Das Ziel sollte sein, die Presseberichterstattung zum Film zu minimieren und gleichzeitig nicht den Anschein zu erwecken, man habe den Film komplett entfernt, da das sonst als "reaktionär" angesehen werden könnte. Interne Prozesse, von denen man annahm, sie würden solche Vorkommnisse verhindern, wurden nun als nicht ausreichend angesehen. In der Folge wurden zum Beispiel hunderte von Titeln nachträglich ausfindig gemacht, die womöglich "sensible Inhalte" haben. Firmeninterne Mechanismen wurden überarbeitet.

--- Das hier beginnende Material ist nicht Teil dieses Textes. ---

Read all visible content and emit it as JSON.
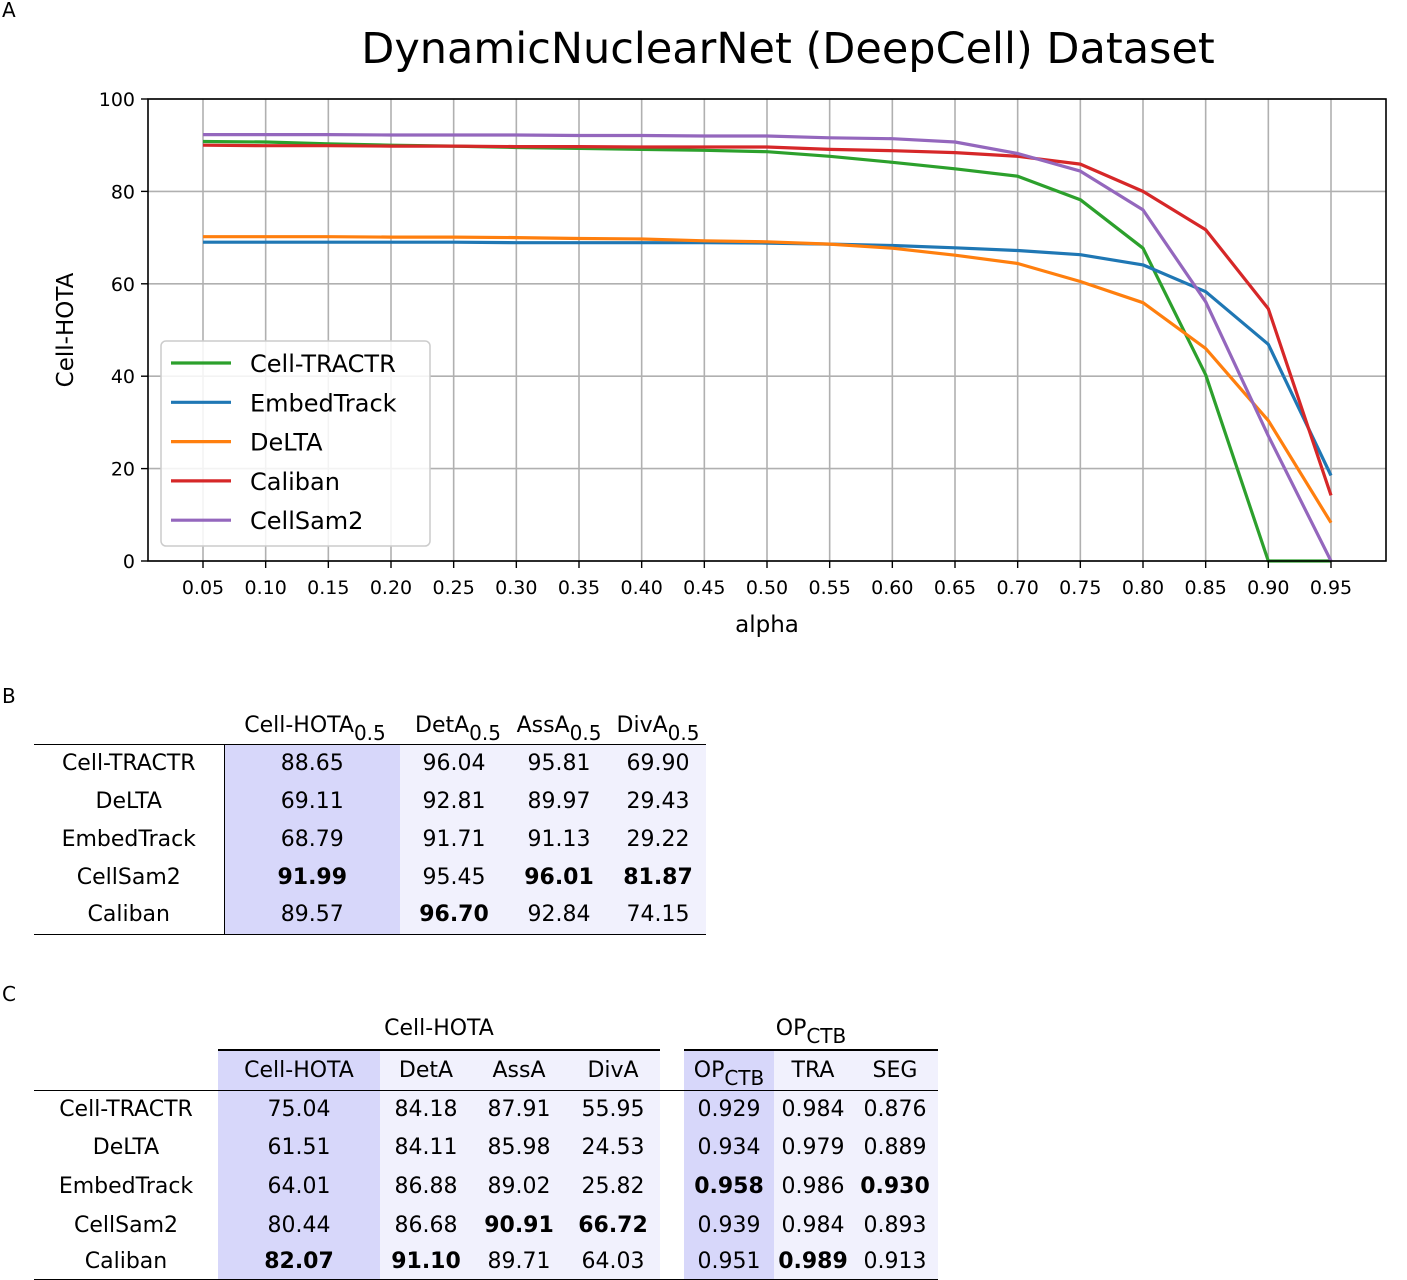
{
  "panels": {
    "a": "A",
    "b": "B",
    "c": "C"
  },
  "colors": {
    "Cell-TRACTR": "#2ca02c",
    "EmbedTrack": "#1f77b4",
    "DeLTA": "#ff7f0e",
    "Caliban": "#d62728",
    "CellSam2": "#9467bd",
    "highlight_bg": "#d7d7fa",
    "light_bg": "#f1f1fd"
  },
  "chart_data": {
    "type": "line",
    "title": "DynamicNuclearNet (DeepCell) Dataset",
    "xlabel": "alpha",
    "ylabel": "Cell-HOTA",
    "ylim": [
      0,
      100
    ],
    "yticks": [
      "0",
      "20",
      "40",
      "60",
      "80",
      "100"
    ],
    "x": [
      0.05,
      0.1,
      0.15,
      0.2,
      0.25,
      0.3,
      0.35,
      0.4,
      0.45,
      0.5,
      0.55,
      0.6,
      0.65,
      0.7,
      0.75,
      0.8,
      0.85,
      0.9,
      0.95
    ],
    "xticks": [
      "0.05",
      "0.10",
      "0.15",
      "0.20",
      "0.25",
      "0.30",
      "0.35",
      "0.40",
      "0.45",
      "0.50",
      "0.55",
      "0.60",
      "0.65",
      "0.70",
      "0.75",
      "0.80",
      "0.85",
      "0.90",
      "0.95"
    ],
    "grid": true,
    "legend_position": "lower-left",
    "series": [
      {
        "name": "Cell-TRACTR",
        "values": [
          90.8,
          90.7,
          90.3,
          90.0,
          89.8,
          89.5,
          89.3,
          89.1,
          88.9,
          88.6,
          87.6,
          86.3,
          84.9,
          83.3,
          78.2,
          67.7,
          40.3,
          0.0,
          0.0
        ]
      },
      {
        "name": "EmbedTrack",
        "values": [
          69.0,
          69.0,
          69.0,
          69.0,
          69.0,
          68.9,
          68.9,
          68.9,
          68.9,
          68.8,
          68.6,
          68.3,
          67.8,
          67.2,
          66.3,
          64.1,
          58.3,
          46.9,
          18.5
        ]
      },
      {
        "name": "DeLTA",
        "values": [
          70.2,
          70.2,
          70.2,
          70.1,
          70.1,
          70.0,
          69.8,
          69.7,
          69.3,
          69.1,
          68.6,
          67.7,
          66.2,
          64.4,
          60.5,
          55.9,
          46.0,
          30.4,
          8.3
        ]
      },
      {
        "name": "Caliban",
        "values": [
          90.0,
          89.9,
          89.9,
          89.8,
          89.8,
          89.7,
          89.7,
          89.6,
          89.6,
          89.6,
          89.1,
          88.8,
          88.4,
          87.6,
          85.9,
          80.0,
          71.7,
          54.6,
          14.2
        ]
      },
      {
        "name": "CellSam2",
        "values": [
          92.3,
          92.3,
          92.3,
          92.2,
          92.2,
          92.2,
          92.1,
          92.1,
          92.0,
          92.0,
          91.6,
          91.4,
          90.7,
          88.2,
          84.4,
          76.0,
          56.1,
          27.1,
          0.0
        ]
      }
    ]
  },
  "table_b": {
    "headers": [
      {
        "base": "Cell-HOTA",
        "sub": "0.5"
      },
      {
        "base": "DetA",
        "sub": "0.5"
      },
      {
        "base": "AssA",
        "sub": "0.5"
      },
      {
        "base": "DivA",
        "sub": "0.5"
      }
    ],
    "rows": [
      {
        "label": "Cell-TRACTR",
        "cells": [
          "88.65",
          "96.04",
          "95.81",
          "69.90"
        ],
        "bold": [
          false,
          false,
          false,
          false
        ]
      },
      {
        "label": "DeLTA",
        "cells": [
          "69.11",
          "92.81",
          "89.97",
          "29.43"
        ],
        "bold": [
          false,
          false,
          false,
          false
        ]
      },
      {
        "label": "EmbedTrack",
        "cells": [
          "68.79",
          "91.71",
          "91.13",
          "29.22"
        ],
        "bold": [
          false,
          false,
          false,
          false
        ]
      },
      {
        "label": "CellSam2",
        "cells": [
          "91.99",
          "95.45",
          "96.01",
          "81.87"
        ],
        "bold": [
          true,
          false,
          true,
          true
        ]
      },
      {
        "label": "Caliban",
        "cells": [
          "89.57",
          "96.70",
          "92.84",
          "74.15"
        ],
        "bold": [
          false,
          true,
          false,
          false
        ]
      }
    ]
  },
  "table_c": {
    "group1": "Cell-HOTA",
    "group2": {
      "base": "OP",
      "sub": "CTB"
    },
    "headers": [
      "Cell-HOTA",
      "DetA",
      "AssA",
      "DivA"
    ],
    "op_header": {
      "base": "OP",
      "sub": "CTB"
    },
    "headers2": [
      "TRA",
      "SEG"
    ],
    "rows": [
      {
        "label": "Cell-TRACTR",
        "cells": [
          "75.04",
          "84.18",
          "87.91",
          "55.95",
          "0.929",
          "0.984",
          "0.876"
        ],
        "bold": [
          false,
          false,
          false,
          false,
          false,
          false,
          false
        ]
      },
      {
        "label": "DeLTA",
        "cells": [
          "61.51",
          "84.11",
          "85.98",
          "24.53",
          "0.934",
          "0.979",
          "0.889"
        ],
        "bold": [
          false,
          false,
          false,
          false,
          false,
          false,
          false
        ]
      },
      {
        "label": "EmbedTrack",
        "cells": [
          "64.01",
          "86.88",
          "89.02",
          "25.82",
          "0.958",
          "0.986",
          "0.930"
        ],
        "bold": [
          false,
          false,
          false,
          false,
          true,
          false,
          true
        ]
      },
      {
        "label": "CellSam2",
        "cells": [
          "80.44",
          "86.68",
          "90.91",
          "66.72",
          "0.939",
          "0.984",
          "0.893"
        ],
        "bold": [
          false,
          false,
          true,
          true,
          false,
          false,
          false
        ]
      },
      {
        "label": "Caliban",
        "cells": [
          "82.07",
          "91.10",
          "89.71",
          "64.03",
          "0.951",
          "0.989",
          "0.913"
        ],
        "bold": [
          true,
          true,
          false,
          false,
          false,
          true,
          false
        ]
      }
    ]
  }
}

"Cuties":Vermeidbarer Skandal mit schweren Folgen

Im September 2020, kurz nach Veröffentlichung von "Cuties", war die Kündigungsrate bei Netflix achtmal höher als der tägliche Durchschnitt im Jahr davor. Zudem wurden Mitarbeiter, die Filmemacherin und sogar die junge Darstellerriege zum Ziel von Online-Belästigungen – sogar Morddrohungen waren sie ausgesetzt. Über 16.000 Beschwerdemails gingen bei Netflix ein, die bis dato meisten in der Unternehmensgeschichte.

Als Ursache für den Vorfall wird unter anderem angeführt, dass "Cuties" Monate zuvor von einem internen Team gesichtet wurde, das durchaus der Ansicht war, dass der Titel als problematisch angesehen werden könnte. Das habe aber noch nicht ausgereicht für weitere Schritte. Weitere Mitarbeiter, die Probleme sahen, wussten nicht, an wen sie sich wenden sollten und zögerten, ihre Bedenken kundzutun. Außerdem wurde die rückblickend falsche Entscheidung getroffen, das damalige Promobildmaterial mit Mädchen, die einen Hügel hochlaufen, auszutauschen, da man sich keinen besonders förderlichen Effekt von davon versprach. Also habe man bei Netflix kurzerhand ein neues Poster entworfen, das schlussendlich für den Shitstorm sorgte. Im Film geht es um die elfjährige Amy, die ihren trostlosen und schwierigen Familienverhältnissen entfliehen möchte und sich einer freigeistigen Tanzgruppe anschließt.

Bei "Cuties" handelt es sich nicht um ein Netflix-Original, also um keine eigene Produktion. Der Streamingdienst hatte sich die weltweiten Auswertungsrechte außerhalb des Produktionslandes Frankreich gesichert, doch viele Leute machen ohnehin keinen großen Unterschied zwischen originären Inhalten und jenen, die lediglich exklusiv vertrieben werden, was ebenfalls die Reaktion darauf beeinflusst haben kann – zumal der Film auf der Plattform selbst nur als "Netflix-Film" bezeichnet wird, also wie ein Original behandelt wird.